How to calculate the sum of string that contains integer with different operations (+ - * /) java

Question

I have a string containing the operation (+,-) and other with (+, -, *, /)

The chain is as follows:

String myString = "-18+65-14+78" => 111

String myString3 = "-69*18+14-22*-75" => 422

i used the split by this code

public class Test2 {

public static void main(String[] args) {

    String myString = "18+65-14+78";
    String[] str = myString.split("[-\\+]");
    int s = 0;
    for (int i = 0; i < str.length; i++) {
        s += Double.parseDouble(str[i]);
        System.out.println(str[i]);
    }
    System.out.println("the sum is : " + s);
 }
}

When i used - at the beginning of the chain an error is empty String

How to solve the problem with (+ and -) operators and with the other operator (*)?

Answer 1

If you want the solve for just (+,-), it's easy. Just split the numbers and add or sub them. A source code would be like this:

import java.io.*;
import java.util.*;

public class Main {
    public static void main (String[] args) {
        String str = "-18+65-14+78";
        String temp = "0";
        double sum = 0.0;
        char prev = '+';
        for(char ch: str.toCharArray()) {
            if(ch == '+' || ch == '-') {
                if(prev == '+') sum = sum + Double.parseDouble(temp);
                else sum = sum - Double.parseDouble(temp);
                prev = ch;
                temp = "0";
            }
            else temp = temp + ch;
        }
        if(prev == '+') sum = sum + Double.parseDouble(temp);
        else sum = sum - Double.parseDouble(temp);

        System.out.println(sum);
    }
}

Now, if you have to do this for (+,-,*,/), then its a bit complicated. Well, let's see if I can break it down for you. I hope you have a previous introduction with Postfix Notation. If you have not, you can see here Reverse Polish notation or Postfix Notation.

In a simple description:
(1) Infix: A + B
    Postfix: A B +
(2) Infix: A + B * C
    Postfix: A B C * +

As you know (*,/) has higher priority than (+,-), so we can't calculate it as we've for (+,-).

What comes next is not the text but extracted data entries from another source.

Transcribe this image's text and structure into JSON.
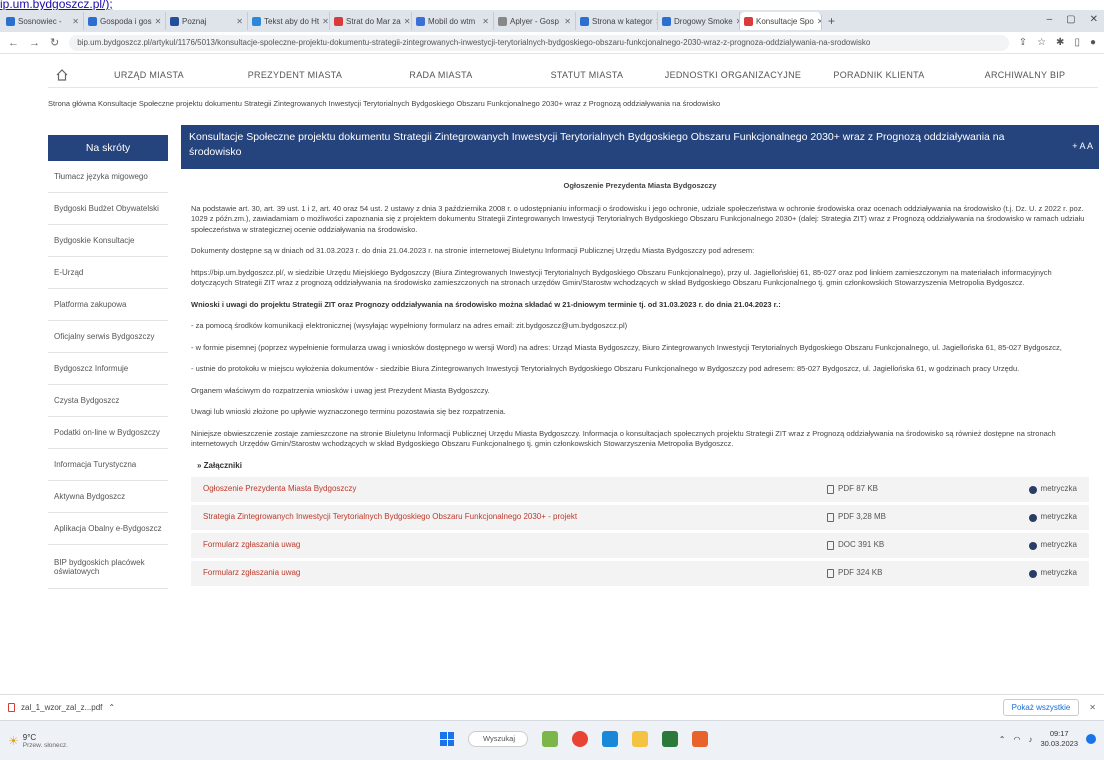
{
  "top_link": "ip.um.bydgoszcz.pl/);",
  "browser": {
    "tabs": [
      {
        "label": "Sosnowiec -",
        "color": "#2b6fd1"
      },
      {
        "label": "Gospoda i gos",
        "color": "#2b6fd1"
      },
      {
        "label": "Poznaj",
        "color": "#244e9c"
      },
      {
        "label": "Tekst aby do Ht",
        "color": "#2d87d8"
      },
      {
        "label": "Strat do Mar za",
        "color": "#d93a3a"
      },
      {
        "label": "Mobil do wtm",
        "color": "#3a6fd8"
      },
      {
        "label": "Aplyer - Gosp",
        "color": "#888888"
      },
      {
        "label": "Strona w kategor",
        "color": "#2b6fd1"
      },
      {
        "label": "Drogowy Smoke",
        "color": "#2b6fd1"
      },
      {
        "label": "Konsultacje Spo",
        "color": "#d93a3a"
      }
    ],
    "active_tab": 9,
    "url": "bip.um.bydgoszcz.pl/artykul/1176/5013/konsultacje-spoleczne-projektu-dokumentu-strategii-zintegrowanych-inwestycji-terytorialnych-bydgoskiego-obszaru-funkcjonalnego-2030-wraz-z-prognoza-oddzialywania-na-srodowisko"
  },
  "site_nav": [
    "URZĄD MIASTA",
    "PREZYDENT MIASTA",
    "RADA MIASTA",
    "STATUT MIASTA",
    "JEDNOSTKI ORGANIZACYJNE",
    "PORADNIK KLIENTA",
    "ARCHIWALNY BIP"
  ],
  "breadcrumb": "Strona główna  Konsultacje Społeczne projektu dokumentu Strategii Zintegrowanych Inwestycji Terytorialnych Bydgoskiego Obszaru Funkcjonalnego 2030+ wraz z Prognozą oddziaływania na środowisko",
  "sidebar": {
    "title": "Na skróty",
    "items": [
      "Tłumacz języka migowego",
      "Bydgoski Budżet Obywatelski",
      "Bydgoskie Konsultacje",
      "E-Urząd",
      "Platforma zakupowa",
      "Oficjalny serwis Bydgoszczy",
      "Bydgoszcz Informuje",
      "Czysta Bydgoszcz",
      "Podatki on-line w Bydgoszczy",
      "Informacja Turystyczna",
      "Aktywna Bydgoszcz",
      "Aplikacja Obalny e-Bydgoszcz",
      "BIP bydgoskich placówek oświatowych"
    ]
  },
  "main": {
    "title": "Konsultacje Społeczne projektu dokumentu Strategii Zintegrowanych Inwestycji Terytorialnych Bydgoskiego Obszaru Funkcjonalnego 2030+ wraz z Prognozą oddziaływania na środowisko",
    "font_controls": "+ A A",
    "announcement": "Ogłoszenie Prezydenta Miasta Bydgoszczy",
    "paragraphs": [
      "Na podstawie art. 30, art. 39 ust. 1 i 2, art. 40 oraz 54 ust. 2 ustawy z dnia 3 października 2008 r. o udostępnianiu informacji o środowisku i jego ochronie, udziale społeczeństwa w ochronie środowiska oraz ocenach oddziaływania na środowisko (t.j. Dz. U. z 2022 r. poz. 1029 z późn.zm.), zawiadamiam o możliwości zapoznania się z projektem dokumentu Strategii Zintegrowanych Inwestycji Terytorialnych Bydgoskiego Obszaru Funkcjonalnego 2030+ (dalej: Strategia ZIT) wraz z Prognozą oddziaływania na środowisko w ramach udziału społeczeństwa w strategicznej ocenie oddziaływania na środowisko.",
      "Dokumenty dostępne są w dniach od 31.03.2023 r. do dnia 21.04.2023 r. na stronie internetowej Biuletynu Informacji Publicznej Urzędu Miasta Bydgoszczy pod adresem:",
      "https://bip.um.bydgoszcz.pl/, w siedzibie Urzędu Miejskiego Bydgoszczy (Biura Zintegrowanych Inwestycji Terytorialnych Bydgoskiego Obszaru Funkcjonalnego), przy ul. Jagiellońskiej 61, 85-027 oraz pod linkiem zamieszczonym na materiałach informacyjnych dotyczących Strategii ZIT wraz z prognozą oddziaływania na środowisko zamieszczonych na stronach urzędów Gmin/Starostw wchodzących w skład Bydgoskiego Obszaru Funkcjonalnego tj. gmin członkowskich Stowarzyszenia Metropolia Bydgoszcz.",
      "Wnioski i uwagi do projektu Strategii ZIT oraz Prognozy oddziaływania na środowisko można składać w 21-dniowym terminie tj. od 31.03.2023 r. do dnia 21.04.2023 r.:",
      "- za pomocą środków komunikacji elektronicznej (wysyłając wypełniony formularz na adres email: zit.bydgoszcz@um.bydgoszcz.pl)",
      "- w formie pisemnej (poprzez wypełnienie formularza uwag i wniosków dostępnego w wersji Word) na adres: Urząd Miasta Bydgoszczy, Biuro Zintegrowanych Inwestycji Terytorialnych Bydgoskiego Obszaru Funkcjonalnego, ul. Jagiellońska 61, 85-027 Bydgoszcz,",
      "- ustnie do protokołu w miejscu wyłożenia dokumentów - siedzibie Biura Zintegrowanych Inwestycji Terytorialnych Bydgoskiego Obszaru Funkcjonalnego w Bydgoszczy pod adresem: 85-027 Bydgoszcz, ul. Jagiellońska 61, w godzinach pracy Urzędu.",
      "Organem właściwym do rozpatrzenia wniosków i uwag jest Prezydent Miasta Bydgoszczy.",
      "Uwagi lub wnioski złożone po upływie wyznaczonego terminu pozostawia się bez rozpatrzenia.",
      "Niniejsze obwieszczenie zostaje zamieszczone na stronie Biuletynu Informacji Publicznej Urzędu Miasta Bydgoszczy. Informacja o konsultacjach społecznych projektu Strategii ZIT wraz z Prognozą oddziaływania na środowisko są również dostępne na stronach internetowych Urzędów Gmin/Starostw wchodzących w skład Bydgoskiego Obszaru Funkcjonalnego tj. gmin członkowskich Stowarzyszenia Metropolia Bydgoszcz."
    ],
    "attachments_label": "» Załączniki",
    "attachments": [
      {
        "name": "Ogłoszenie Prezydenta Miasta Bydgoszczy",
        "file": "PDF 87 KB",
        "meta": "metryczka"
      },
      {
        "name": "Strategia Zintegrowanych Inwestycji Terytorialnych Bydgoskiego Obszaru Funkcjonalnego 2030+ - projekt",
        "file": "PDF 3,28 MB",
        "meta": "metryczka"
      },
      {
        "name": "Formularz zgłaszania uwag",
        "file": "DOC 391 KB",
        "meta": "metryczka"
      },
      {
        "name": "Formularz zgłaszania uwag",
        "file": "PDF 324 KB",
        "meta": "metryczka"
      }
    ]
  },
  "downloads": {
    "file": "zal_1_wzor_zal_z...pdf",
    "show_all": "Pokaż wszystkie"
  },
  "taskbar": {
    "weather_temp": "9°C",
    "weather_desc": "Przew. słonecz.",
    "search": "Wyszukaj",
    "time": "09:17",
    "date": "30.03.2023"
  }
}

Let us take an equation A+B*C-D*Q
which is actually A+(B*C)-(D*Q)

So, we have to represent it in a way without the parenthesis and in an orderly fashion, so that we may calculate it properly.

Let's observe the part A+B*C i.e. A+(B*C)

If we represent it in Postfix, it would be like: A B C * +
Now, the algorithm to calculate it
(1) Take a stack
(2) When we see a number, we push it to stack
(3) When we see a operator, we pop two numbers out of stack and calculate them with help of operator and push the result into stack again
(4) We do it till the end
(5) At last, only a number would be left in stack, that is our answer.

Let's visualise it:
(1) [A]
(2) [A, B]
(3) [A, B, C]
(4) [A, R1] where R1 = B*C
(5) [R2] where R2 = A+R1

Now, the main problem was A+(BxC)-(DxQ) which in Postfix A B C * + D Q * -

I hope, you could do it by yourself and create an algorithm to solve the problem. You'll get a lot of source code out there for converting infix to postfix notation, or you may write one yourself.